Georgios zog Rebekka mit sich in die warme Gaststube, die der Freiherr ihnen empfohlen hatte, und kurz darauf saßen sie neben einem prasselnden Feuer. Georgios bestellte ein Bier für Rebekka und einen Port für sich selbst. Er liebte das volle, süße Aroma des schweren Weines mehr als das zungenprickelnde Bier.

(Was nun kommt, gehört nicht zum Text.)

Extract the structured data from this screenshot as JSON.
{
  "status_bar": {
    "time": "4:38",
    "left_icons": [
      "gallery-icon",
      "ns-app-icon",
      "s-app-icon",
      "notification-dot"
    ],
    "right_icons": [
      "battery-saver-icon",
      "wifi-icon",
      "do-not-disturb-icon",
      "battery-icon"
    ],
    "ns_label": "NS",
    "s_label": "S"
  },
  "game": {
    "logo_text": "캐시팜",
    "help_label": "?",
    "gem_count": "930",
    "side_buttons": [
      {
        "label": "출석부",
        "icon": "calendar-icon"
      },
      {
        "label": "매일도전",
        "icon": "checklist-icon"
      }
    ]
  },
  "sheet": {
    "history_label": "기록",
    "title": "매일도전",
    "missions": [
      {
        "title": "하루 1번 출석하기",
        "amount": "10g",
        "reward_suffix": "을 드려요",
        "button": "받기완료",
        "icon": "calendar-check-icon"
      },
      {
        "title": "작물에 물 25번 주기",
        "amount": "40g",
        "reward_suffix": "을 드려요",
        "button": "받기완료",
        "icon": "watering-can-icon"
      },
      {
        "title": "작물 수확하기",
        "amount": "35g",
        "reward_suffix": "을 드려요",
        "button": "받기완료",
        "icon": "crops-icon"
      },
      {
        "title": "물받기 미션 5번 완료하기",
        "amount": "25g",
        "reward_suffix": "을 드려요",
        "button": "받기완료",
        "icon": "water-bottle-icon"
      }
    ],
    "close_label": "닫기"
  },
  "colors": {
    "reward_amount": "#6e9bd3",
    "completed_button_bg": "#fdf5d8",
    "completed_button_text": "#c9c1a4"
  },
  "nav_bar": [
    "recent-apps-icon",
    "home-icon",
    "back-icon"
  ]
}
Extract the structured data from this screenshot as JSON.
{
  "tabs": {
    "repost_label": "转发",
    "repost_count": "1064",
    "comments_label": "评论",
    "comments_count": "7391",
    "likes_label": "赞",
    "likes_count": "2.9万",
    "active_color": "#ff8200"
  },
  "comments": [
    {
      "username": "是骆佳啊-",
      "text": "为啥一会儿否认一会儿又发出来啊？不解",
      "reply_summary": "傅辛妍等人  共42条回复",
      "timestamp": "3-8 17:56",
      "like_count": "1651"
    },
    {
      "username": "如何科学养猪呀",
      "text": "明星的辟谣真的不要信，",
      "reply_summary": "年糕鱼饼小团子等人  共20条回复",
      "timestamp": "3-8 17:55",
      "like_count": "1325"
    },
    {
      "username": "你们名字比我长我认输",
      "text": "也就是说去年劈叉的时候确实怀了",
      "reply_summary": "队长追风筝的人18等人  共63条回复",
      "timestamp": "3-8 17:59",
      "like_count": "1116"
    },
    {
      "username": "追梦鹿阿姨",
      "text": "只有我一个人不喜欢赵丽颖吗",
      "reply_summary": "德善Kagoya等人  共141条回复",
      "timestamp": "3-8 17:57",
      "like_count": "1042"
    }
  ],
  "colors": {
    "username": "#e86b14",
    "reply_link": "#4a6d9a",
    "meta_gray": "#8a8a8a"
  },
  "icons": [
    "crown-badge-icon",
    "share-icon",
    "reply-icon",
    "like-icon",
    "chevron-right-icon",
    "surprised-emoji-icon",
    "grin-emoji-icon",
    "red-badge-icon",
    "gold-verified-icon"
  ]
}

Rebekka schwieg beharrlich, und wenn der Vampir sie etwas fragte oder gar eine Konversation zu beginnen versuchte, waren ihre Antworten knapp und kühl und sie vermied es, den Faden aufzunehmen und das Gespräch fortzuführen, obwohl etwas in ihr sie geradezu drängte, zu sprechen. So erstarrte jeder Ansatz zu einer Unterhaltung sofort im Keime. Georgios konnte das nur darauf zurückführen, dass die junge Frau ihm eben nicht verzeihen konnte. Er hatte ihre Schwester getötet, den letzten anverwandten Menschen, den Rebekka noch gehabt hatte. Wie könnte, wie sollte sie ihm das auch verzeihen können? Es war ihr gutes Recht, ihn zu verabscheuen. War es nicht so, dass er selbst eine Abscheu gegen sich hatte? Sie hatte sich zum gemeinsamen Kampf gegen den Drachen entschlossen, weil sie weder ihn töten und so ihre Schwester würde rächen können, noch eine Chance haben würde, gegen den Quell des Übels vorzugehen. Es war reiner Pragmatismus, dass sie ihn begleitete und mit ihm und dem Freiherren eine Allianz gegen den Drachen bildete. Sie war eine Entwurzelte, genau wie von Steinborn und auch er selbst, Georgios. Und er war es, der sie entwurzelt hatte.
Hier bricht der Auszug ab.